SLX – Market Vectors Steel +4.35%

KOL – Market Vectors Coal +3.33%

JJC – iPath Dow Jones – UBS Copper +3.21%

USO – United States Oil Fund +3.07%

DBA – PowerShares DB Agriculture Fund +0.19%

New York spot gold was last seen trading at $1,075.50, up $14.10 an ounce (+1.33%, 4:09 p.m.).  Gold is performing very logically according to the charts as it now has tested the support level at $1,060 and seems headed higher.  The SPDR Gold Shares ETF (NYSE: GLD) is experiencing the same bounce (+$1.37, +1.31%, $105.41) and now has its 50 day exponential moving average over head at $108.10 as resistance.  The rules of technical analysis say two closes above this level is a breakout, so if you did not buy the bottom on support another buy signal showing even more strength may be coming soon.

Nymex crude added $2.03 a barrel and was trading $73.95 (+2.84%) at 4:07 p.m.  If oil makes another run at $80 it will continue the sideways trend channel ($67 to $80) it has been bouncing up and down inside in since last July.  The USO has fluctuated between $35 and $41 a few times now and looks headed back up again.

Tomorrow we get the MBA Purchase Applications report at 7 a.m., International Trade numbers (-$35.7B) at 8:30 a.m. and the Treasury Budget (-$46B) at 2 p.m.  Bernanke’s appearance in front of the House Financial Services Committee has been postponed due to severe weather.  Left to guess I would say severe global warming with all the hot air in D.C., but they are due to get another major snowstorm.  Philly Fed President Charles Plosser gives a speech to the World Affairs Council of Philadelphia at 12:45 p.m. and I guess people in Philly drive better in the snow because it is not canceled.  Strangely, Fed Governor Daniel Tarullo’s testimony in front of the Senate Banking Committee in D.C. at 9:30 a.m. is not canceled, proving that either senators are better drivers than congressmen or they are full of more hot air.

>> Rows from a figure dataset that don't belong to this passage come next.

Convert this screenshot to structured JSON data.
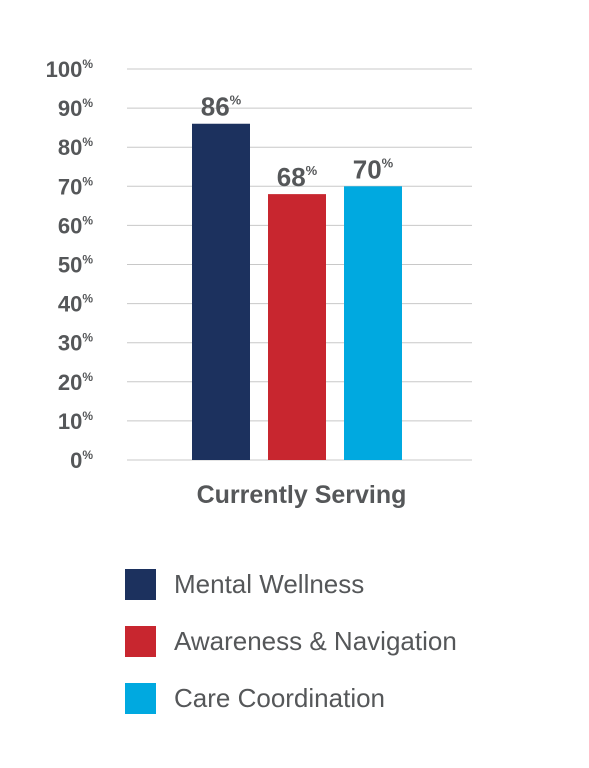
{
  "chart_data": {
    "type": "bar",
    "categories": [
      "Currently Serving"
    ],
    "series": [
      {
        "name": "Mental Wellness",
        "values": [
          86
        ],
        "color": "#1c315e"
      },
      {
        "name": "Awareness & Navigation",
        "values": [
          68
        ],
        "color": "#c8262f"
      },
      {
        "name": "Care Coordination",
        "values": [
          70
        ],
        "color": "#00a9e0"
      }
    ],
    "ylim": [
      0,
      100
    ],
    "yticks": [
      0,
      10,
      20,
      30,
      40,
      50,
      60,
      70,
      80,
      90,
      100
    ],
    "value_suffix": "%",
    "grid": true,
    "legend": "bottom",
    "title": "",
    "xlabel": "",
    "ylabel": ""
  }
}
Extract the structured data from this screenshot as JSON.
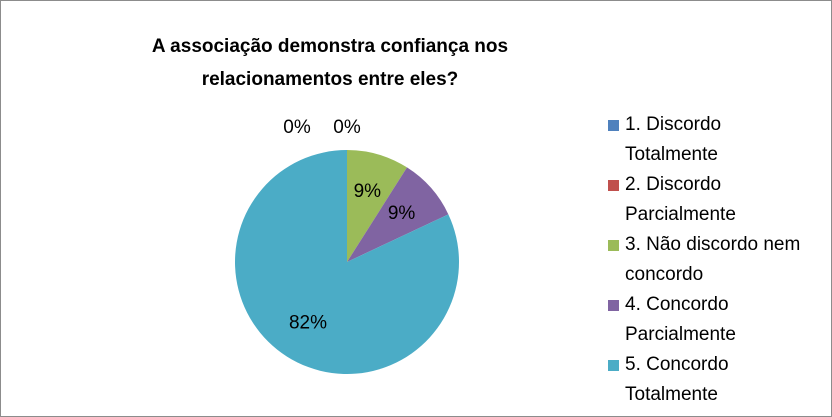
{
  "chart_data": {
    "type": "pie",
    "title": "A associação demonstra confiança nos relacionamentos entre eles?",
    "categories": [
      "1. Discordo Totalmente",
      "2. Discordo Parcialmente",
      "3. Não discordo nem concordo",
      "4. Concordo Parcialmente",
      "5. Concordo Totalmente"
    ],
    "values": [
      0,
      0,
      9,
      9,
      82
    ],
    "value_labels": [
      "0%",
      "0%",
      "9%",
      "9%",
      "82%"
    ],
    "colors": [
      "#4f81bd",
      "#c0504d",
      "#9bbb59",
      "#8064a2",
      "#4bacc6"
    ],
    "legend": "right"
  }
}
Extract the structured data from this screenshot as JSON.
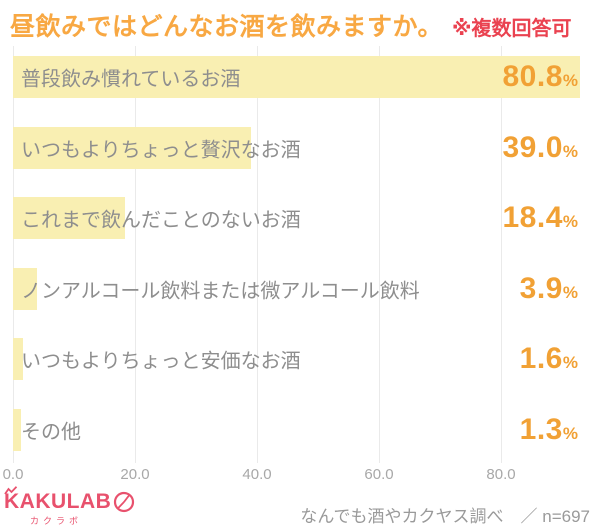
{
  "title": {
    "text": "昼飲みではどんなお酒を飲みますか。",
    "note": "※複数回答可"
  },
  "colors": {
    "title_orange": "#F8A843",
    "note_red": "#EA4250",
    "bar_yellow": "#F9EFB2",
    "value_orange": "#F1A135",
    "label_gray": "#8E8E8E",
    "axis_gray": "#A8A8A8",
    "grid_gray": "#EAEAEA",
    "logo_pink": "#E8516D"
  },
  "chart_data": {
    "type": "bar",
    "orientation": "horizontal",
    "title": "昼飲みではどんなお酒を飲みますか。",
    "categories": [
      "普段飲み慣れているお酒",
      "いつもよりちょっと贅沢なお酒",
      "これまで飲んだことのないお酒",
      "ノンアルコール飲料または微アルコール飲料",
      "いつもよりちょっと安価なお酒",
      "その他"
    ],
    "values": [
      80.8,
      39.0,
      18.4,
      3.9,
      1.6,
      1.3
    ],
    "display_values": [
      "80.8",
      "39.0",
      "18.4",
      "3.9",
      "1.6",
      "1.3"
    ],
    "value_suffix": "%",
    "xlabel": "",
    "ylabel": "",
    "xlim": [
      0,
      80
    ],
    "xticks": [
      "0.0",
      "20.0",
      "40.0",
      "60.0",
      "80.0"
    ],
    "grid": true,
    "legend": false
  },
  "footer": {
    "logo_text": "KAKULAB",
    "logo_subtext": "カクラボ",
    "source": "なんでも酒やカクヤス調べ　／ n=697"
  }
}
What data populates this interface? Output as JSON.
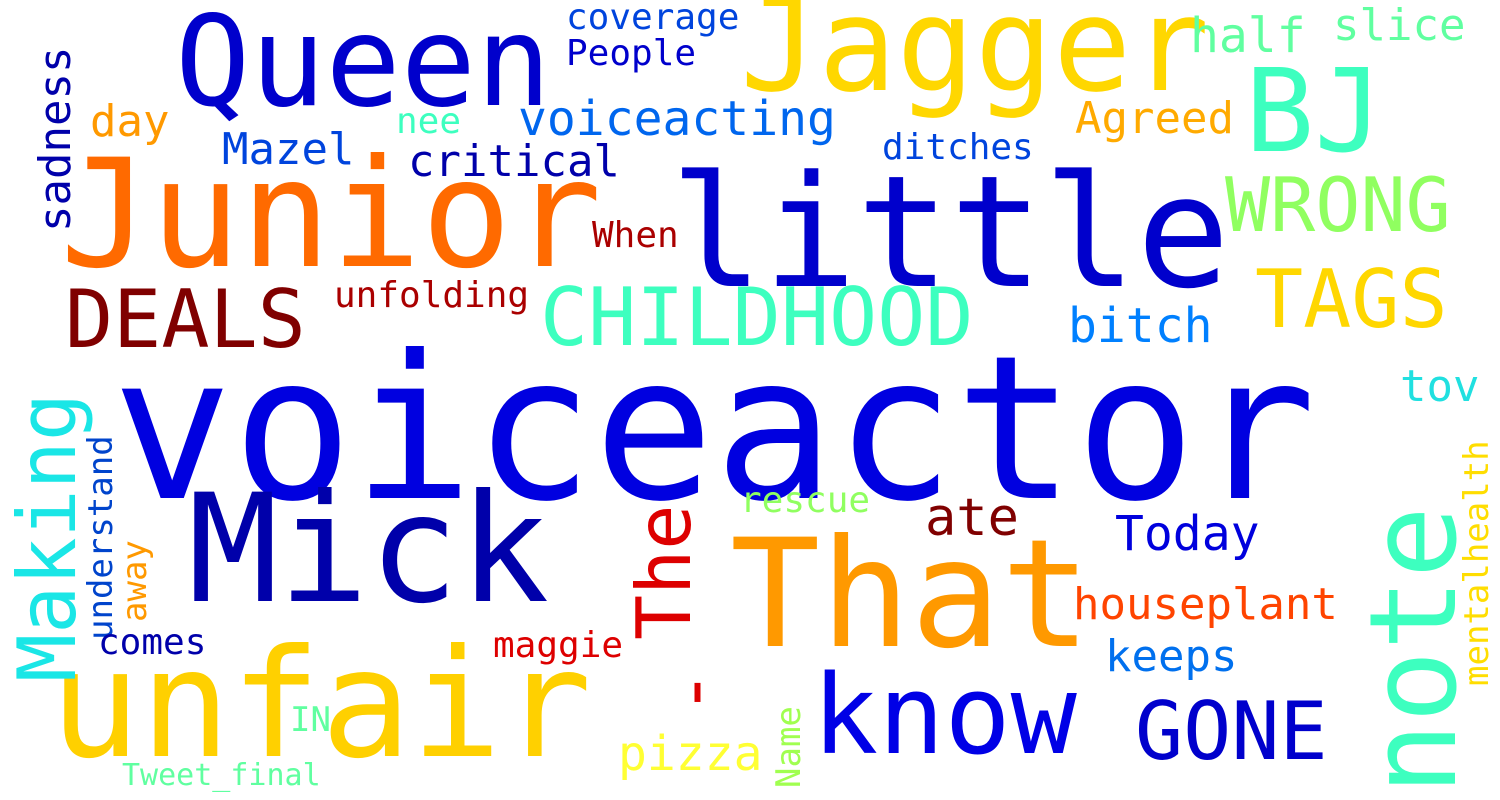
{
  "words": {
    "voiceactor": {
      "text": "voiceactor",
      "color": "#0000e0"
    },
    "little": {
      "text": "little",
      "color": "#0000cc"
    },
    "junior": {
      "text": "Junior",
      "color": "#ff6a00"
    },
    "queen": {
      "text": "Queen",
      "color": "#0000cc"
    },
    "jagger": {
      "text": "Jagger",
      "color": "#ffd700"
    },
    "bj": {
      "text": "BJ",
      "color": "#3dffbf"
    },
    "mick": {
      "text": "Mick",
      "color": "#0000aa"
    },
    "that": {
      "text": "That",
      "color": "#ff9900"
    },
    "unfair": {
      "text": "unfair",
      "color": "#ffd000"
    },
    "know": {
      "text": "know",
      "color": "#0000e6"
    },
    "note": {
      "text": "note",
      "color": "#3dffbf"
    },
    "childhood": {
      "text": "CHILDHOOD",
      "color": "#3dffbf"
    },
    "deals": {
      "text": "DEALS",
      "color": "#800000"
    },
    "wrong": {
      "text": "WRONG",
      "color": "#90ff60"
    },
    "tags": {
      "text": "TAGS",
      "color": "#ffd700"
    },
    "gone": {
      "text": "GONE",
      "color": "#0000cc"
    },
    "making": {
      "text": "Making",
      "color": "#1ae6e6"
    },
    "the": {
      "text": "The",
      "color": "#dd0000"
    },
    "dash": {
      "text": "-",
      "color": "#dd0000"
    },
    "voiceacting": {
      "text": "voiceacting",
      "color": "#0066ee"
    },
    "critical": {
      "text": "critical",
      "color": "#0000aa"
    },
    "mazel": {
      "text": "Mazel",
      "color": "#0044dd"
    },
    "bitch": {
      "text": "bitch",
      "color": "#0080ff"
    },
    "agreed": {
      "text": "Agreed",
      "color": "#ffaa00"
    },
    "half": {
      "text": "half",
      "color": "#60ffa0"
    },
    "slice": {
      "text": "slice",
      "color": "#60ffa0"
    },
    "coverage": {
      "text": "coverage",
      "color": "#0044dd"
    },
    "people": {
      "text": "People",
      "color": "#0000cc"
    },
    "day": {
      "text": "day",
      "color": "#ff9900"
    },
    "nee": {
      "text": "nee",
      "color": "#3dffbf"
    },
    "ditches": {
      "text": "ditches",
      "color": "#0044dd"
    },
    "when": {
      "text": "When",
      "color": "#aa0000"
    },
    "unfolding": {
      "text": "unfolding",
      "color": "#aa0000"
    },
    "sadness": {
      "text": "sadness",
      "color": "#0000aa"
    },
    "ate": {
      "text": "ate",
      "color": "#800000"
    },
    "today": {
      "text": "Today",
      "color": "#0000dd"
    },
    "houseplant": {
      "text": "houseplant",
      "color": "#ff4400"
    },
    "keeps": {
      "text": "keeps",
      "color": "#0070ee"
    },
    "tov": {
      "text": "tov",
      "color": "#20e0e0"
    },
    "mentalhealth": {
      "text": "mentalhealth",
      "color": "#ffdd00"
    },
    "rescue": {
      "text": "rescue",
      "color": "#90ff60"
    },
    "understand": {
      "text": "understand",
      "color": "#0044cc"
    },
    "away": {
      "text": "away",
      "color": "#ff9900"
    },
    "comes": {
      "text": "comes",
      "color": "#0000aa"
    },
    "maggie": {
      "text": "maggie",
      "color": "#dd0000"
    },
    "pizza": {
      "text": "pizza",
      "color": "#ffff33"
    },
    "name": {
      "text": "Name",
      "color": "#a0ff50"
    },
    "in": {
      "text": "IN",
      "color": "#60ffa0"
    },
    "tweet_final": {
      "text": "Tweet_final",
      "color": "#60ffa0"
    }
  }
}
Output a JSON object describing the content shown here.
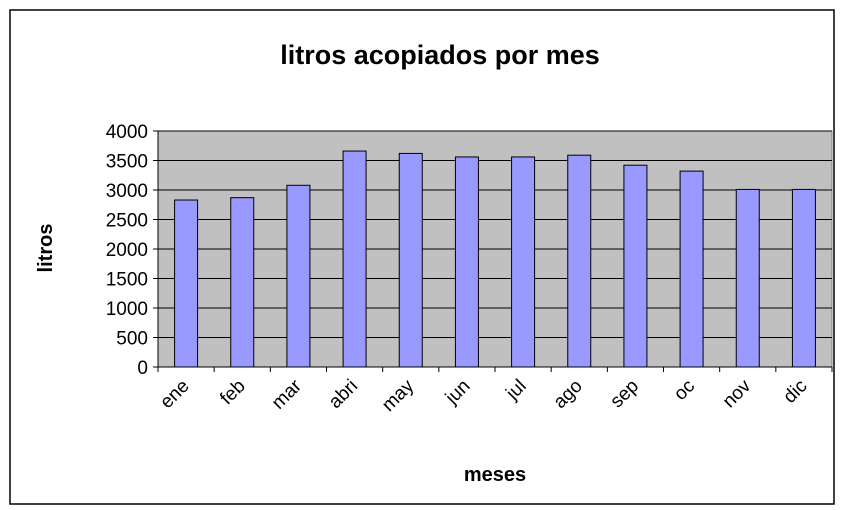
{
  "chart_data": {
    "type": "bar",
    "title": "litros acopiados por mes",
    "x_label": "meses",
    "y_label": "litros",
    "categories": [
      "ene",
      "feb",
      "mar",
      "abri",
      "may",
      "jun",
      "jul",
      "ago",
      "sep",
      "oc",
      "nov",
      "dic"
    ],
    "values": [
      2830,
      2870,
      3080,
      3660,
      3620,
      3560,
      3560,
      3590,
      3420,
      3320,
      3010,
      3010
    ],
    "color": "#9999ff",
    "ylim": [
      0,
      4000
    ],
    "yticks": [
      0,
      500,
      1000,
      1500,
      2000,
      2500,
      3000,
      3500,
      4000
    ],
    "grid": true
  }
}
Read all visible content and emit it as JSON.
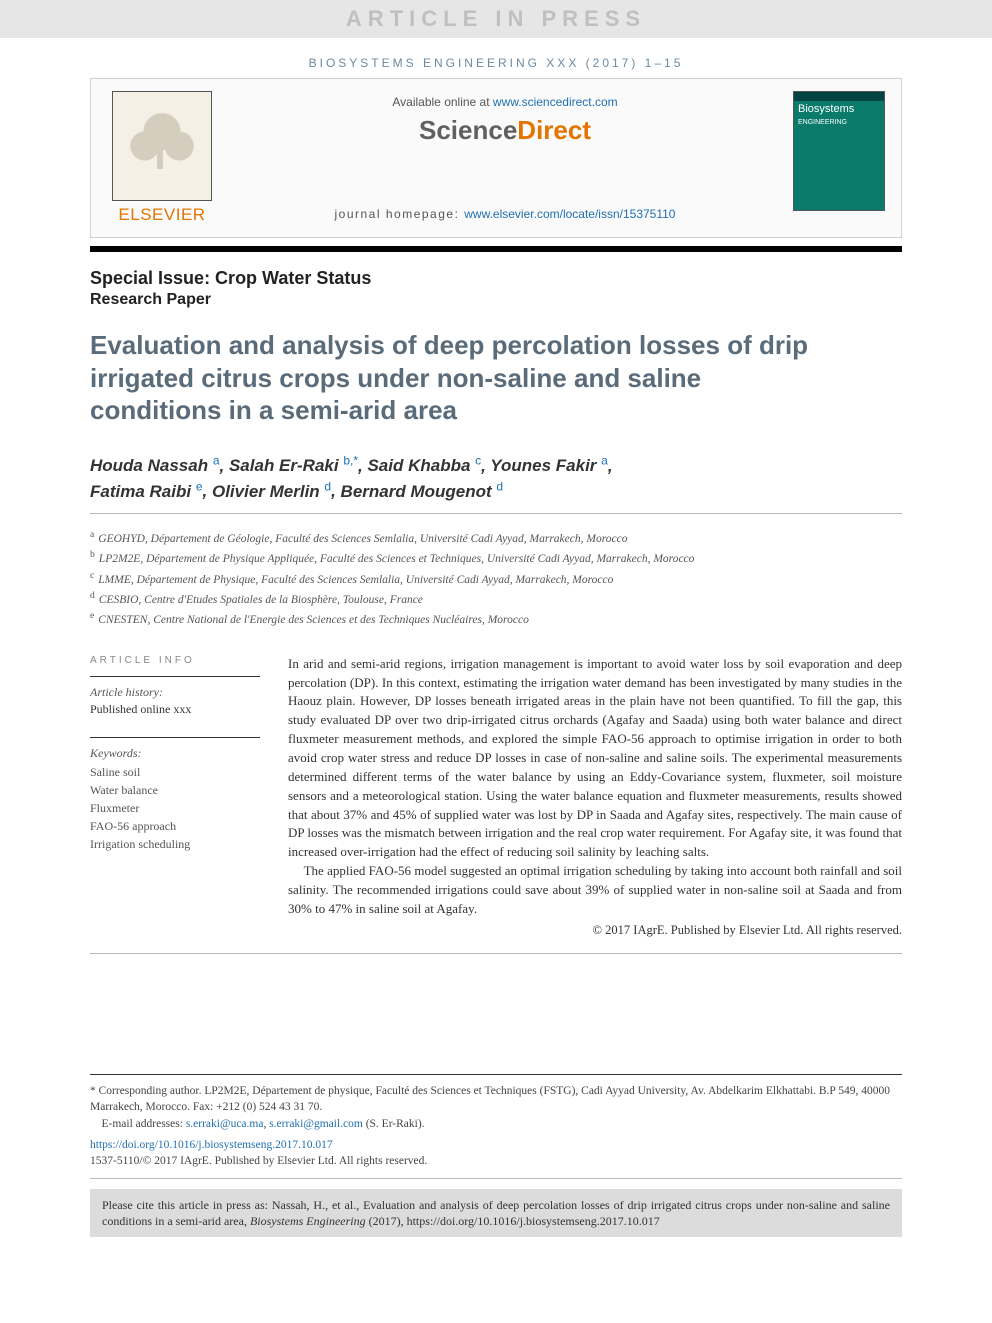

Selected earnings estimates for Wednesday, February 10:

A quick look show it is ‘insurance day’ as quite a few insurance and reinsurance companies report tomorrow: RE, MMC, PRE, PL, PRU, ALL and TRH.

MT 0.27 before market open, BHP, BSX 0.13 after the close, CCE 0.21 bmo, CSC 1.23 bmo, CLB 1.20 atc, DF 0.37 bmo, ELN -0.08 bmo, RE 3.38 atc, ICE 1.14 bmo, LVLT -0.10 bmo, LPX -0.19 bmo, MMC 0.37 bmo, MICC, PRE 2.81 atc, PL 1.02, PRU 1.11 atc, SIAL 0.72, SON 0.50 bmo, S -0.19 bmo, ALL 1.01 atc, NYT 0.38 bmo, TRH 1.83 atc, VALE 0.32 atc, WYN 0.37 bmo.